Cytopathology (from Greek κύτος, kytos, “a hollow”; πάθος, pathos, “fate, harm”; and -λογία, -logia) is a branch of pathology (founded by George Nicolas Papanicolaou in 1928) that study and diagnosis of cells under the morphological and functional profile, which evaluates, with the help of various techniques, the cellular alterations of the tissues under examination in order to identify possible morbid entities both for neoplasms and non-neoplastic diseases. The criteria of cytology are based purely on the morphological characteristics of the cells of their nuclei and cytoplasm: shapes, colors, sizes and patterns of aggregation that are evaluated and compared in order to provide the diagnosis.

There are two methods of collecting cells for cytopathologic analysis: exfoliative cytology, and intervention cytology.

Exfoliative cytology

In this method, cells are collected after they have been either spontaneously shed by the body (“spontaneous exfoliation”), or manually scraped/brushed off of a surface in the body (“mechanical exfoliation”).
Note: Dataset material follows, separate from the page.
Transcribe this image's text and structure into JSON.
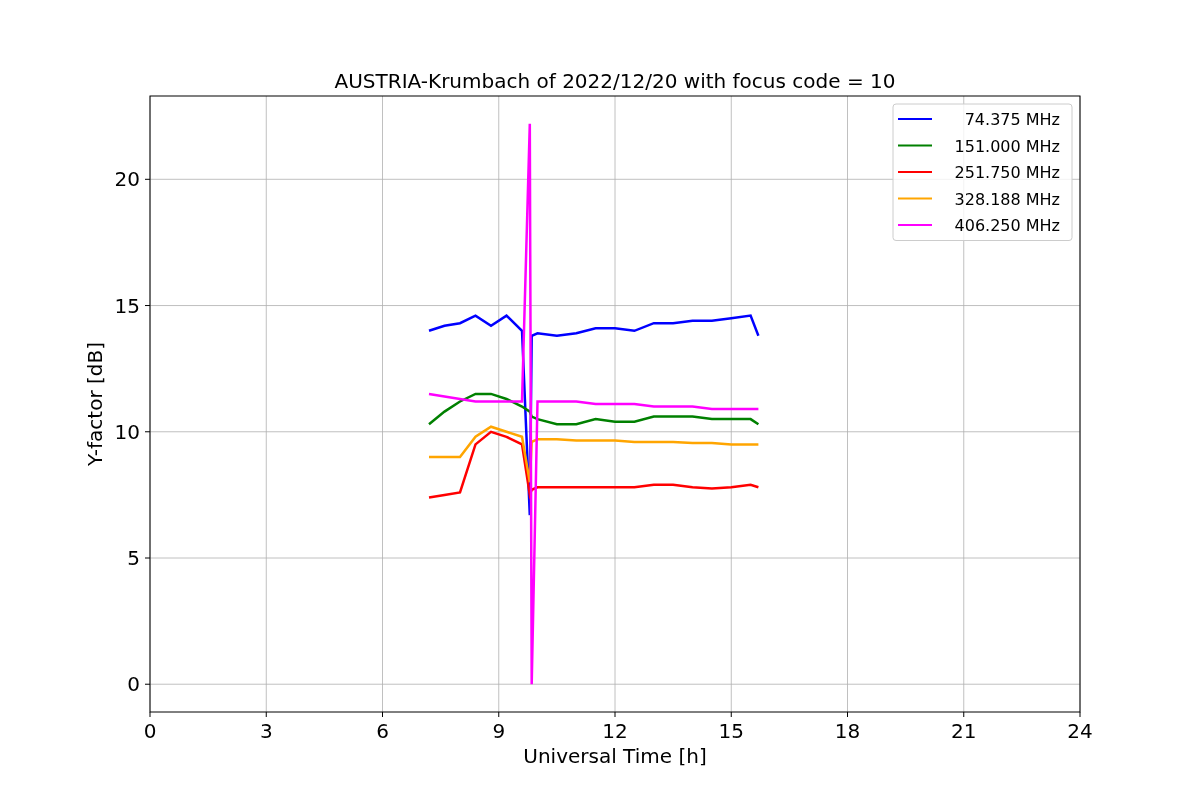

An example of spontaneous exfoliation is when cells of the pleural cavity or peritoneal cavity are shed into the pleural or peritoneal fluid.

Examples of exfoliative cytology that involve manual tissue brushing or scraping include:

  • Gynecological samples: Pap smear, which involves brushing off cells from cervix using a swab, is the most well-known type of exfoliative cytology.
  • Bronchial brushings: where a bronchoscope is inserted into the trachea and used to evaluate a visible lesion by brushing cells from its surface and subjecting them to cytopathologic analysis.
  • Gastrointestinal tract samples: brush off cells from the lining of gastrointestinal tract (stomach and intestines) during an endoscopy procedure for cytology testing.
  • Skin or mucus samples: scrape off cells from skin or mucous membranes, such as the inside of your nose or mouth, for cytology testing.

Examples of exfoliative cytology that involve collecting tissues or fluids that your body naturally sheds include:

  • Respiratory samples: fluids such as spit and mucus (also called phlegm or sputum) that you cough up for a respiratory cytology test.
  • Urinary samples: urine sample to use for a cytology test.
  • Discharge or secretion samples: abnormal bodily discharge, such as from eye, vagina or nipple.

After sampling, two main techniques can be used: conventional cytology and liquid-based cytology. With the latter, the sample is placed in a liquid that is then processed for further investigation.

Intervention cytology

Intervention cytology is a branch of cytology in which your healthcare provider has to “intervene” with your body to get a sample of cells to test, meaning they have to pierce your skin in some way to get a sample of cells.

The most common type of intervention cytology is fine-needle aspiration (FNA). A healthcare provider will inject a thin needle into the area that they need to sample and draw out fluid. A pathologist then examines the cells in the fluid under a microscope.

Some areas of your body that a healthcare provider may perform a fine-needle aspiration include:

  • Fluid-filled lumps (cysts) under your skin.
  • Solid lumps (nodules or masses) under your skin.
  • Your lymph nodes.
  • Your pericardial fluid, which is the fluid in the sac around your heart.
  • Your pleural fluid, which is in the space between your lung and the inside of your chest wall.